Monday, December 08, 2014

How my belief in heaven is being corrected

My dog ate the post I was supposed to do nearly a week ago.

Scroll down a bit to see my previous, and far too lengthy, introduction to this topic.

1 Corinthians 15 is a marvelous chapter.  It is filled with a difficult and fascinating discussion regarding our bodies and our death and our fate beyond the grave.

I'll suppress the temptation to talk about the whole chapter and just say that it is mainly about resurrection.

Now, at the very end of a chapter on resurrection, if you grew up spiritually in an environment similar to mine, you would expect something like this:

"Therefore, stand firm and hope for the future!  For everything will eventually be made right.  We will be in Heaven, and everything will be perfect."

The world is bad, heaven awaits us, and we must just wait and hope for that day to come.  Right?

Well, Paul actually says this:

1Cor. 15:58    Therefore, my dear brothers and sisters, stand firm. Let nothing move you.

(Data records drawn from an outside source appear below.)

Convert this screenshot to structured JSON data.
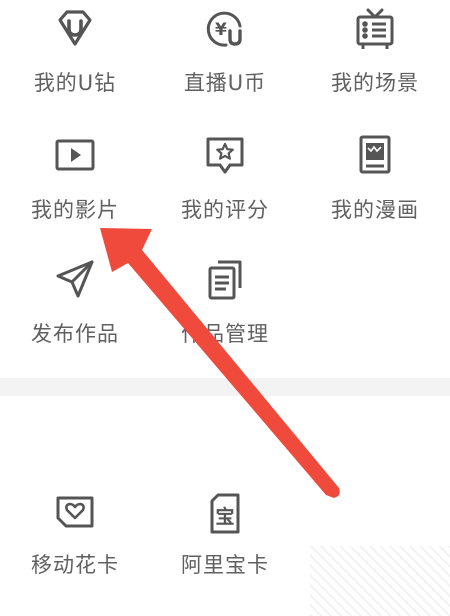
{
  "grid": {
    "items": [
      {
        "label": "我的U钻",
        "icon": "u-diamond-icon"
      },
      {
        "label": "直播U币",
        "icon": "u-coin-icon"
      },
      {
        "label": "我的场景",
        "icon": "tv-scene-icon"
      },
      {
        "label": "我的影片",
        "icon": "video-play-icon"
      },
      {
        "label": "我的评分",
        "icon": "rating-star-icon"
      },
      {
        "label": "我的漫画",
        "icon": "comic-book-icon"
      },
      {
        "label": "发布作品",
        "icon": "paper-plane-icon"
      },
      {
        "label": "作品管理",
        "icon": "documents-icon"
      }
    ]
  },
  "cards": {
    "items": [
      {
        "label": "移动花卡",
        "icon": "sim-card-heart-icon"
      },
      {
        "label": "阿里宝卡",
        "icon": "sim-card-bao-icon"
      }
    ]
  },
  "icon_glyphs": {
    "coin": "¥",
    "bao": "宝"
  },
  "colors": {
    "icon": "#555555",
    "label": "#606060",
    "arrow": "#f04a3c",
    "divider": "#f3f3f3"
  }
}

Always give yourselves fully to the work of the Lord, because you know that your labor in the Lord is not in vain.

Because of the resurrection, work hard?  Because your labor is not in vain?

This is the aspect of hope, so present in this passage from Paul, that I was missing.

Since, in Christ, we are to be in resurrected bodies one day, work hard.  Not wait, and just sit around for God to make everything right in Heaven one day, but work because it's surely not in vain.

Every single act done in Christ will somehow be redeemed in our resurrected state.  How?  I have no idea, but I'm not sure that it entirely matters for the moment.  What does matter, is that saying every single thing I do in Christ will be redeemed is vastly and drastically different than saying that only winning souls for Heaven will last.

Jesus' business is about the redemption and resurrection of all things.  Our work towards these all things is not in vain, and will be honored, somehow, at the end.  This is a motivating, hopeful, and powerful reality that has been sinking into my heart over the last 5 years.

During the protesting in Venezuela (or the deportation, or teachers' strikes, or the death of a president, or presidential elections…) we were almost completely unable to do traditional campus ministry.  We could not get on campus, hold small group bible studies, have spiritual conversations, facilitate english clubs or anything else that we would have hoped.

If Heaven/Hell were all that mattered, then our work was mostly in vain.

But Paul says that everything done in Christ is surely not in vain.  How is it not in vain?  Well that's not necessarily for us to know -- it's ours just to know that our work is not in vain.  It matters.  Everything we do matters.

We were paralyzed during the rioting and protesting.  We were stuck in our apartment complexes, unable to get on campus.  We needed a fresh vision of God moving and redeeming things even in the midst of that.

Think of all that God could have done!  We could have held prayer meetings with students about the state and future of their country.  We could have lovingly embraced those in our neighborhood in new and creative ways.  We could have invited these hurting people into our homes, sharing our american goodies, our peanut butter, and just listened as they convey the pain of their current reality.  We could have opened our pantries free for anyone needing milk, or toilet paper, or sugar -- all things in shallow supply.  We could have held children's programs or reading programs or english lessons in our apartment complex for these people starving for a diversion.  We could have held a movie night for our building, and used our ministry expenses to provide popcorn and soda.  We could have facilitated open forums on the political realities, giving no opinions whatsoever, but just creating a place for ideas to be discussed peacefully and carefully.  We could have offered to host a dinner-party in which we study God's word and pray for peace and harmony together.

Some of those things we did, and they were surely not in vain.  Others I wish we would have done.

Because eternity matters, and not just because souls will go to Heaven.